Recuerdo que la
primera vez que visité la basílica de san Pedro en Roma me impresionaron las
enormes letras que circundan la base de la cúpula. Lo que se lee es lo
siguiente: “Tu es Petrus et super hanc
petram aedificabo ecclesiam meam” (Tú eres Pedro y sobre esta piedra
edificaré mi iglesia). Es un versículo del Evangelio de Mateo que nos propone la
liturgia de este XXI Domingo del Tiempo Ordinario. Dado que tradicionalmente el “ministerio petrino” se ha
fundamentado en estas palabras, es comprensible que hayan corrido ríos de tinta
sobre el verdadero significado y alcance del dicho de Jesús. Yo prefiero abrir
el espacio y fijarme hoy en el juego de identidades que se establece entre Jesús
y Pedro porque, en el fondo, es el mismo juego que se produce en nuestra
experiencia de fe. Pedro revela quién es Jesús y Jesús revela quién es Pedro. A
la pregunta: ¿”Y vosotros, ¿quién decís
que soy yo?”, Mateo pone en labios de Pedro la confesión de fe de la
Iglesia: “Tú eres el Mesías, el Hijo de Dios
vivo”. Es una confesión que contrasta con lo que dice “la gente”. En
tiempos de Jesús, la gente decía que era Elías o uno de los profetas. En los
años 70 del siglo pasado, se decía que era un “superestrella” (Jesus Christ Superstar), un payaso (Godspell) o un guerrillero (grupos liberacionistas). Hoy se lo
presenta como “un judío marginal”, un sanador, un sabio en la línea de Buda y
otros grandes hombres de la historia. No faltan en cada época algunos que lo
consideran un mito creado por la Iglesia para justificar su poder.
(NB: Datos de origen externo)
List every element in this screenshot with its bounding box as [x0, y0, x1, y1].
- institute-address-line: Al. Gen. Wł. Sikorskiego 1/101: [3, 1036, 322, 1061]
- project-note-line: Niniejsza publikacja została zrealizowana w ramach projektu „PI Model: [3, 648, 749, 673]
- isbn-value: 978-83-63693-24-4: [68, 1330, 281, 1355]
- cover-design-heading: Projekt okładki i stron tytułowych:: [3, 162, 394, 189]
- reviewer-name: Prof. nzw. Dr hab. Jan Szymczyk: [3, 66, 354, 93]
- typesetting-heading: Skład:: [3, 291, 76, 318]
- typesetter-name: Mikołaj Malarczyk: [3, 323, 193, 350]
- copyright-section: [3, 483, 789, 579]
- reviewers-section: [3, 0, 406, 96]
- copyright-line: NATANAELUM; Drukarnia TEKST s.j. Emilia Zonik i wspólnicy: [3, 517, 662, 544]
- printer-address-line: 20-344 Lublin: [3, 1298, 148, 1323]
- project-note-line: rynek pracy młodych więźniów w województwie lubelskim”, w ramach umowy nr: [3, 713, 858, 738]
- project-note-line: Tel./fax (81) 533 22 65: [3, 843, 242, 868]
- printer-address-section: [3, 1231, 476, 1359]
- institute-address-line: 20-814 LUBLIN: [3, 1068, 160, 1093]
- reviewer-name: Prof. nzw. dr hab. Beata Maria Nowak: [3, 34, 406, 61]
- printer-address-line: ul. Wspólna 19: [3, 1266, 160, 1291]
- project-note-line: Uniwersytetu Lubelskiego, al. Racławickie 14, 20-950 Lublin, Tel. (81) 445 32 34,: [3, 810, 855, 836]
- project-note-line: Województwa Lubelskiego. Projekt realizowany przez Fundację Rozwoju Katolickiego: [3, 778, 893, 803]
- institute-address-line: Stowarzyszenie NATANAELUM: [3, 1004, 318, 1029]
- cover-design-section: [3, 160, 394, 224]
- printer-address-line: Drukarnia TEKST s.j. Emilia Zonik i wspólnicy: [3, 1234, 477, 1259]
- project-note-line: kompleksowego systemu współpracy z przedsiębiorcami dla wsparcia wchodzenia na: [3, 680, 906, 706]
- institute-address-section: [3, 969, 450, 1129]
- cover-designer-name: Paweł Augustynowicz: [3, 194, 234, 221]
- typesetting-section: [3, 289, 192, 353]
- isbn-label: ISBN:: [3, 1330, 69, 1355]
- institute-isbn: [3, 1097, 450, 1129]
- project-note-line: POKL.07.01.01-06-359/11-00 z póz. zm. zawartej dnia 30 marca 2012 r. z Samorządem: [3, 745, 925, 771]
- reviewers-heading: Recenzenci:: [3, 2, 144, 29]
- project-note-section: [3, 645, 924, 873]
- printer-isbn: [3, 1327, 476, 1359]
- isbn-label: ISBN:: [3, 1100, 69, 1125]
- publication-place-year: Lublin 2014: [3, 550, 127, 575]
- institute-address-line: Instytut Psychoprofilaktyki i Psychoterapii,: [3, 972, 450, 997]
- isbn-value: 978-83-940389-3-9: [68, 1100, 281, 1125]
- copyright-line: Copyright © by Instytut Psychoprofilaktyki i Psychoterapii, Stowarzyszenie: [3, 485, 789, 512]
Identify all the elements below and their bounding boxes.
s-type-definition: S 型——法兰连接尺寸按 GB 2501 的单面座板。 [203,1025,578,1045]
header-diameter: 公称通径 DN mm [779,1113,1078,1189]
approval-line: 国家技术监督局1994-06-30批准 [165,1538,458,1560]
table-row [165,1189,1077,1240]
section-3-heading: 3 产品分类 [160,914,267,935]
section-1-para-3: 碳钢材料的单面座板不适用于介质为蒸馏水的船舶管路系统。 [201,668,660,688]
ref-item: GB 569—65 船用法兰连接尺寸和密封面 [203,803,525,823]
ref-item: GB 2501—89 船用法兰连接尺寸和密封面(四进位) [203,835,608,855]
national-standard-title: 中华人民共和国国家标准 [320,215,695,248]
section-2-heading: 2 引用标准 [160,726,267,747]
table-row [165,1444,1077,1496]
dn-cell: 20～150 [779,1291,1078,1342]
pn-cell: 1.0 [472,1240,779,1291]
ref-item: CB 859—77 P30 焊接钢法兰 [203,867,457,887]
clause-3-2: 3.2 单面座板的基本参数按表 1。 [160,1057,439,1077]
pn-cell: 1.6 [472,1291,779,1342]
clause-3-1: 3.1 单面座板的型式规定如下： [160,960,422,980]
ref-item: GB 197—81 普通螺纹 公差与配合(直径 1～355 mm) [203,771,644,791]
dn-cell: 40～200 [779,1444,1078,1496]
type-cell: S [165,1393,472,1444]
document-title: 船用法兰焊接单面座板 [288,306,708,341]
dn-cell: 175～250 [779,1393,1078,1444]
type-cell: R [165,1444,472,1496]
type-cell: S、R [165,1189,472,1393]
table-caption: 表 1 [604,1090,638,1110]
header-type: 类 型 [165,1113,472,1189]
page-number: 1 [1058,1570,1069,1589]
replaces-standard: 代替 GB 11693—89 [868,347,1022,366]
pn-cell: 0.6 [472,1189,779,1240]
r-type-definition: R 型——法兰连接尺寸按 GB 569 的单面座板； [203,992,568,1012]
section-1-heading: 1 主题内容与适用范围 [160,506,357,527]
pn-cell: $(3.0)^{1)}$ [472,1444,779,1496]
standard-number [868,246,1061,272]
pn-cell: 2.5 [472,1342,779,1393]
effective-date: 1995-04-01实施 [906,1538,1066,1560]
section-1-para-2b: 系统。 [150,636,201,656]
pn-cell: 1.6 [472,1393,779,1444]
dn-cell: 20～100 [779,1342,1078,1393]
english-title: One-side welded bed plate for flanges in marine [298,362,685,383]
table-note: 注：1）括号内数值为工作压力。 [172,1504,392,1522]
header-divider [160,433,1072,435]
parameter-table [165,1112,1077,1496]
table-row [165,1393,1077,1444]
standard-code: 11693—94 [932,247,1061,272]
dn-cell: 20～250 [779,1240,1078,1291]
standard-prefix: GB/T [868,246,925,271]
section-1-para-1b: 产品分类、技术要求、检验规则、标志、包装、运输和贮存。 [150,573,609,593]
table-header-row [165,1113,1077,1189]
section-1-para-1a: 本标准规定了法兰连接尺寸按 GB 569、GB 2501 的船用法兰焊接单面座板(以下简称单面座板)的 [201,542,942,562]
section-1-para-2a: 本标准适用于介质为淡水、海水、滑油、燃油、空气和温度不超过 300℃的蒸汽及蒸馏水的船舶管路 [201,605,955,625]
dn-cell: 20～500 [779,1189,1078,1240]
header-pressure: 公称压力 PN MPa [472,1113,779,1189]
Confesar que Jesús es el Mesías
(el esperado por Israel) o el Hijo de
Dios (Dios hecho historia) significa que, a diferencia de otras personas a
las que admiramos, él puede determinar nuestra vida porque nuestra actitud ante él define
nuestra actitud ante Dios mismo. El creyente no admira
a Jesús (como puede admirar a Nelson Mandela, Teresa de Calcuta o Charles de
Foucauld) sino que cree en él. En
este horizonte de fe, en el que Pedro confiesa la verdadera identidad de Jesús,
el Maestro le revela a Pedro su nueva identidad: “Tú eres Pedro, tú eres la piedra”. Sobre la roca de esta confesión
de fe se construye la comunidad de la Iglesia. Ningún poder mundano podrá nunca
destruir esta roca. Jesús no promete a su comunidad que todo le irá bien, que sus
miembros (incluidos los dirigentes) serán perfectos, que no sufrirá
persecuciones, escándalos o desfallecimientos. No, lo que Jesús promete es que,
a pesar de todos los problemas y debilidades, la comunidad de la Iglesia será
siempre asistida por el Espíritu Santo para no dejar de confesar a Jesús como
el Hijo de Dios. No se trata de una cuestión abstractamente doctrinal, sino de
una fe que termina el verdadero significado de Jesús para cada ser humano y
para el mundo. Si él es solo un líder religioso, inspirador de actitudes
compasivas y solidarias, es homologable a Buda y a otras muchas personas relevantes
de la historia. Si él es “la revelación definitiva de Dios”, significa que
divide la historia en dos, que todo se mide por la actitud que tomemos ante él.
Mientras escribo estas líneas, llueve suavemente después de días intensos
de calor. Es una leve anticipación del otoño. Los medios hablan sobre la
manifestación que tuvo lugar ayer en Barcelona. Como se podía prever, ya ha estallado la guerra de interpretaciones. No tenemos remedio. Hasta el dolor puede ser manipulado. Yo me quedo dando
vueltas al “juego de identidades” que presenta el Evangelio de hoy. Solo sabré
quién soy yo cuando Jesús mismo me lo diga, cuando él pronuncie sobre mí unas
palabras parecidas a las que dirigió a Pedro: “Tú eres…”. Mi nuevo nombre es, al
mismo tiempo, mi misión en la vida. El relato de Mateo me ayuda también a
entender que me costará mucho escuchar la voz de Jesús si no soy capaz de
reconocerlo como el Hijo de Dios, si lo contemplo solo como un personaje
admirable, pero, en el fondo, lejano. ¿Cómo abrirme humildemente a la acción
del Espíritu Santo, que es el único que me permite confesar que “Jesús es el
Señor”? Las demás cosas me parecen muy secundarias.